Alos Read: USD/JPY Forecast: Middle East and BoJ Policies to Impact
A tightening labor market typically fosters wage growth, subsequently propelling consumption and demand-driven inflation. An enduring uptrend in wage growth and consumer spending could potentially compel the Federal Reserve to adopt a more hawkish stance on interest rates. In such a scenario, an environment characterized by higher interest rates over an extended duration would impact borrowing costs and disposable income, potentially inducing consumers to curtail their spending. Thereby alleviating the pressure on the Federal Reserve to adopt a more hawkish stance.
These economic indicators will undoubtedly command attention. Still the focal point of the day will be the Federal Reserve’s interest rate decision and the ensuing press conference. Any indications of a hawkish disposition regarding interest rates from the Federal Reserve possess the potential to augment demand for the US dollar.
JPY/USD Technical Analysis: Bullish Momentum and Key Support Levels
A technical analysis of the situation reveals that the JPY/USD remains situated above both the 50-day and 200-day Exponential Moving Averages (EMAs). Thus reaffirming a bullish sentiment. A breach of the resistance level at 151.889 in the JPY/USD would lay the groundwork for a potential move towards the prevailing trend line. However, should the exchange rate descend below 151. As it may open the door to bearish momentum targeting the support level at 150.201 and the 50-day EMA. With heightened buying interest anticipated in proximity to the confluence of the 148.405 support level and the 50-day EMA.

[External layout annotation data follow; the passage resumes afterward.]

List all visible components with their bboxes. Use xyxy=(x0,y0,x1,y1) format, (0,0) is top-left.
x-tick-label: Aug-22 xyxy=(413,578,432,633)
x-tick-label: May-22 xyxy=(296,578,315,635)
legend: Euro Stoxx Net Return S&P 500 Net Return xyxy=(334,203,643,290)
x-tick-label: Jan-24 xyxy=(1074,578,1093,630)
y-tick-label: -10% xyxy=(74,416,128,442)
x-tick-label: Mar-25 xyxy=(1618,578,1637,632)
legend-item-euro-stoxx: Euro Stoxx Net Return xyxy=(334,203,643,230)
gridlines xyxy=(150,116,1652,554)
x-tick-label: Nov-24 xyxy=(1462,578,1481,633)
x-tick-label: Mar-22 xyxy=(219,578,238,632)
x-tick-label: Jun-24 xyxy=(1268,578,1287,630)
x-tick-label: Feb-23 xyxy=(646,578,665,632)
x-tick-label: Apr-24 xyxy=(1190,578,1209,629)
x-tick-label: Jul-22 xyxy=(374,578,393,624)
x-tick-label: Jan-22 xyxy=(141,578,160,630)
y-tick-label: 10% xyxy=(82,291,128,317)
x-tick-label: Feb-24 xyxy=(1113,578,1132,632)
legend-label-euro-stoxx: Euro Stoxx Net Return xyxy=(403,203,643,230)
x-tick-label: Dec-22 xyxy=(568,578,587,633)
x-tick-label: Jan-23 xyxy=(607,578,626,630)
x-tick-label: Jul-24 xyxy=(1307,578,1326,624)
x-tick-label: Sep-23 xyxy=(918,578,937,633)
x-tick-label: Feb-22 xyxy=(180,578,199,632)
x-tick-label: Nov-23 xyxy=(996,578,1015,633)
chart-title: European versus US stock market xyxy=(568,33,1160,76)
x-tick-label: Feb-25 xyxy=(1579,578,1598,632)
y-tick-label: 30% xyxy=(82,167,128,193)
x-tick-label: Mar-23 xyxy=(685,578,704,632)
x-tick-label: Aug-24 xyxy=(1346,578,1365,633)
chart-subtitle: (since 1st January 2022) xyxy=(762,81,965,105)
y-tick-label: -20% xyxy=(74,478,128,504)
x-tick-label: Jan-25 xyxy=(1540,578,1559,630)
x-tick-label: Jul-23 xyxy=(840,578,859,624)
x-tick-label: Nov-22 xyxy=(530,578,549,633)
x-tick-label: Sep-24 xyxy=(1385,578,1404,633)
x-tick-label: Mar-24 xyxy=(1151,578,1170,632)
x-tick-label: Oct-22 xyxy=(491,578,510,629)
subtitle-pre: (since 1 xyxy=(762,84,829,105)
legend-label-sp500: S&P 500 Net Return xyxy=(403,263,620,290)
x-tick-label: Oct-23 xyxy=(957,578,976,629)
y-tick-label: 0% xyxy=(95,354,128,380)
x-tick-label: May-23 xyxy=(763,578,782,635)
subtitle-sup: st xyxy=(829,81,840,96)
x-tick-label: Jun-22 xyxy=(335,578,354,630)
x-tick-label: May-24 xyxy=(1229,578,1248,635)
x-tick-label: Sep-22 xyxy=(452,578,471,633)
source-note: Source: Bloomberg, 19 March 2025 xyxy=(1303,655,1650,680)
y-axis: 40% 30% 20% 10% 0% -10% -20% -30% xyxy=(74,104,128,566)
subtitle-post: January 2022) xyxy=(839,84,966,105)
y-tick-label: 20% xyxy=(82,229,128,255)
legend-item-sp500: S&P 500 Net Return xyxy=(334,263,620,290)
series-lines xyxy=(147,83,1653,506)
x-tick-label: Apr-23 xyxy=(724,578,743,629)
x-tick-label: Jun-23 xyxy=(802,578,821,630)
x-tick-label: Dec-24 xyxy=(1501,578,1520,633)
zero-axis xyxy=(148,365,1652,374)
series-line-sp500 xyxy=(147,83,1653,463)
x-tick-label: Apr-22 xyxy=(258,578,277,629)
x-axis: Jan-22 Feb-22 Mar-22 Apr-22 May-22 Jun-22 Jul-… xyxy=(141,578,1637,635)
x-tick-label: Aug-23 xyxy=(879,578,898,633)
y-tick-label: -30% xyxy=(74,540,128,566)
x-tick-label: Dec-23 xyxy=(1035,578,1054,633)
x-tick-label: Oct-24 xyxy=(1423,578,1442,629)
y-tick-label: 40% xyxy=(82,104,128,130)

The Relative Strength Index (RSI) over the past 14 days, currently registered at 63.08, implies that the JPY/USD could approach the resistance level at 151.889 before entering the overbought territory.
Source: FX Empire
Technical Analysis of USD/JPY and Market Signals
The JPY/USD maintains its position above both the 50-day and 200-day Exponential Moving Averages (EMAs). Thereby reinforcing a bullish sentiment in the price dynamics.
In the event of a breach above the formidable resistance level at 151.889 in the JPY/USD pair, it would substantially bolster the likelihood of an onward trajectory towards the prevailing trend line.
Conversely, a descent below the critical threshold of 151 has the potential to incite bearish market participants. Prompting their interest in targeting the support level situated at 150.201, in conjunction with the 50-day EMA.
The 14-period 4-hour Relative Strength Index (RSI), currently registering at 65.13, hints at a propensity for the JPY/USD to gravitate toward the aforementioned resistance level at 151.889, potentially culminating in an overbought market condition.
Source: FX Empire
Do you need help in finding the best crypto exchange for your needs?
Click here: The Best Crypto Exchange Finder
Disclaimer:
Please note that this article serves solely for informational purposes. As such, it is not financial advice. We strongly advise readers to conduct thorough research and consult with financial professionals before making any investment decisions.